13. Hukuk Dairesi Esas No: 2015/37001 Karar No: 2017/6577 Karar Tarihi: 29.05.2017
Yargıtay 13. Hukuk Dairesi 2015/37001 Esas 2017/6577 Karar Sayılı İlamı
13. Hukuk Dairesi 2015/37001 E. , 2017/6577 K.
"İçtihat Metni"
MAHKEMESİ :Asliye Hukuk Mahkemesi
Taraflar arasındaki itirazın iptali davasının yapılan yargılaması sonunda ilamda yazılı nedenlerden dolayı davanın reddine yönelik olarak verilen hükmün süresi içinde davacı avukatınca temyiz edilmesi üzerine dosya incelendi gereği konuşulup düşünüldü.
KARAR
Davacı, davalı ..."ın kızı için yapılan tedavi masraflarının ödenmemesi üzerine icra takibi başlattığını, davalının haksız yere takibe itiraz ettiğini ileri sürerek, takibe vaki itirazın iptali ile %20 icra inkar tazminatına hükmedilmesine karar verilmesini istemiştir. Davalı ..., tedavi giderlerinin sigortadan karşılanabileceğini savunarak davanın reddine, davacının kötü niyetli olması nedeniyle tazminata hükmedilmesine karar verilmesini talep etmiş, dahili davalı ... vekili davanın reddini dilemiştir. Mahkemece, davanın reddine, davalı ... yararına asıl alacağın %20"si oranında tazminatın davacıdan tahsiline karar verilmiş; hüküm, davacı tarafından temyiz edilmiştir. 1-Dosyadaki yazılara, kararın dayandığı delillerle yasaya uygun gerektirici nedenlere ve özellikle delillerin takdirinde bir isabetsizlik bulunmamasına göre davacının aşağıdaki bendin kapsamı dışında kalan sair temyiz itirazlarının reddi gerekir. 2-İİK"nun 67/2. maddesinde takibin haksız ve kötü niyetli olması halinde alacaklı aleyhine tazminata hükmedileceği hükme bağlanmıştır.

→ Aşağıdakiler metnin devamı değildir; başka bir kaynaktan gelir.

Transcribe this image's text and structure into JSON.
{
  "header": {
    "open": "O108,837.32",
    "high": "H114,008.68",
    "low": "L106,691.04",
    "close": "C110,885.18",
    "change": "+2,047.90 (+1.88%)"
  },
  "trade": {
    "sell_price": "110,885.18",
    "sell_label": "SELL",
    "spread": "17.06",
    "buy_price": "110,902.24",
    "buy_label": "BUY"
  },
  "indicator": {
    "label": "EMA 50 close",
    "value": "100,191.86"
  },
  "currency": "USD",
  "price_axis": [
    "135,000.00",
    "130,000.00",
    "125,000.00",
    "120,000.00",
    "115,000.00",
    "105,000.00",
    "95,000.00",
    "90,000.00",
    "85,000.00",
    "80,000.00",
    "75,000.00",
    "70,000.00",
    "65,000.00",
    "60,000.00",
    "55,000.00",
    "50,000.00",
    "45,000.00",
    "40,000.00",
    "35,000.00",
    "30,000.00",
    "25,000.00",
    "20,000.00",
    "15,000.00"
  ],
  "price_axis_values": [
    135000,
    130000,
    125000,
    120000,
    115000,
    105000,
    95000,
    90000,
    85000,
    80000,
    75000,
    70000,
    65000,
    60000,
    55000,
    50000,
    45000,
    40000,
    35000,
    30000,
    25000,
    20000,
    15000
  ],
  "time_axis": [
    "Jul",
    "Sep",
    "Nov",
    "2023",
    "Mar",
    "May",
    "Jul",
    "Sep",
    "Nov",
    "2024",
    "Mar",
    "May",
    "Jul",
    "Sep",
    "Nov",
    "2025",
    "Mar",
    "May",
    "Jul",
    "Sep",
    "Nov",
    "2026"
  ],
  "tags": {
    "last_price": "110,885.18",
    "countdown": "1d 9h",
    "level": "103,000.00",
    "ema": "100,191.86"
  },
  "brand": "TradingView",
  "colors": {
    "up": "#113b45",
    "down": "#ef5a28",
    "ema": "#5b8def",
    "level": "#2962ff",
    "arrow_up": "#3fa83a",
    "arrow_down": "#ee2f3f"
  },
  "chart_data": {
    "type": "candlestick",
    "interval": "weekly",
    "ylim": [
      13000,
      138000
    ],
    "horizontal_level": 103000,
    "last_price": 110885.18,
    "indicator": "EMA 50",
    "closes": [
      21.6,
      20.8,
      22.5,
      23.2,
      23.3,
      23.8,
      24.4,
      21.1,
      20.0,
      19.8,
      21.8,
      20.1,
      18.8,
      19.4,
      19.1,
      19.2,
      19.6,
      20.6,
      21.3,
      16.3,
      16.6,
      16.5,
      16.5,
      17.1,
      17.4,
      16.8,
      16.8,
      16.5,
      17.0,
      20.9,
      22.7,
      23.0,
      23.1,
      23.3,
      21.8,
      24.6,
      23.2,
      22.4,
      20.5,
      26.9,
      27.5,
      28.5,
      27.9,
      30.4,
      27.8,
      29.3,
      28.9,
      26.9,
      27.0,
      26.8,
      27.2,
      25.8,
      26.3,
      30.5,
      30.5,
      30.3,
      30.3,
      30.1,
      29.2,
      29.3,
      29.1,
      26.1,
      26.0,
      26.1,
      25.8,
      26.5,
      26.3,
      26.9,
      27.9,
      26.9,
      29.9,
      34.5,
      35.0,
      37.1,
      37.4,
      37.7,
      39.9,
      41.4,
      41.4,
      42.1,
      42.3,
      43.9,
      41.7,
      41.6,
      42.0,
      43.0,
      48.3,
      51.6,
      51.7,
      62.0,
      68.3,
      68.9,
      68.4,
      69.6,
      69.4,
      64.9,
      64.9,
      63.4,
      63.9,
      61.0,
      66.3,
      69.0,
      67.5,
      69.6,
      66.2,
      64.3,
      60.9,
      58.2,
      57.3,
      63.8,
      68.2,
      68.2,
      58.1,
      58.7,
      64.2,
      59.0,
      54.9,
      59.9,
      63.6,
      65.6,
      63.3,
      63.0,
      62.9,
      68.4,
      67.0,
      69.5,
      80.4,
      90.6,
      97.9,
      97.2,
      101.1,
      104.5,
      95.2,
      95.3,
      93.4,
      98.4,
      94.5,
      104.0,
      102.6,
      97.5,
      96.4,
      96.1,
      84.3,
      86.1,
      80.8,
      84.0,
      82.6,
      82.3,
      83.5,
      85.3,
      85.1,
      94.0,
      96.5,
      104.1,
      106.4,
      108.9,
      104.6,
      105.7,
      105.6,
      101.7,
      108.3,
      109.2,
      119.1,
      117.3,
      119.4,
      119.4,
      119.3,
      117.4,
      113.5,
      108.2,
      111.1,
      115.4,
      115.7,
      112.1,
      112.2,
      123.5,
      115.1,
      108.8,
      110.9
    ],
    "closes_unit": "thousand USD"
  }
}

Anılan kanun hükmü uyarınca davacı-alacaklı aleyhine tazminata hükmedilebilmesi için davacı tarafından yapılan icra takibinin haksız olmasının yanı sıra takibin kötü niyetle yapılması da şarttır. Eldeki davada davacının kötüniyetli olduğu ispat edilememiştir. Hal böyle olunca davacının kötü niyetinden söz edilemez ve onun aleyhine kötü niyet tazminatına hükmedilemez. Mahkemece değinilen bu yön gözardı edilerek davacı aleyhine kötü niyet tazminatına hükmedilmiş olması usul ve yasaya aykırı olup bozmayı gerektirir. Ne varki, yapılan bu yanlışlığın giderilmesi yeniden yargılama yapılmasını gerektirmediğinden kararın düzeltilerek onanması usulün 438/son maddesi gereğidir. SONUÇ: Yukarıda birinci bentte açıklanan nedenlerle davacının sair temyiz itirazlarının reddine, iki numaralı bent uyarınca hüküm fıkrasında yer alan “Davalı ... yararına ... 7. İcra Müdürlüğünün 2012/932 sayılı dosyadaki asıl alacak üzerinden %20 inkar tazminatı takdiri ile belirlenen bedelin davacıdan tahsiline,” cümlesinin hükümden çıkartılarak yerine “Şartları oluşmadığından davalı aleyhine tazminata hükmedilmesine yer olmadığına,” cümlesinin yazılmasına, kararın düzeltilmiş bu şekliyle ONANMASINA, peşin alınan harcın istek halinde iadesine, HUMK’nun 440/III-1 maddesi uyarınca karar düzeltme yolu kapalı olmak üzere, 29/05/2017 gününde oybirliğiyle karar verildi.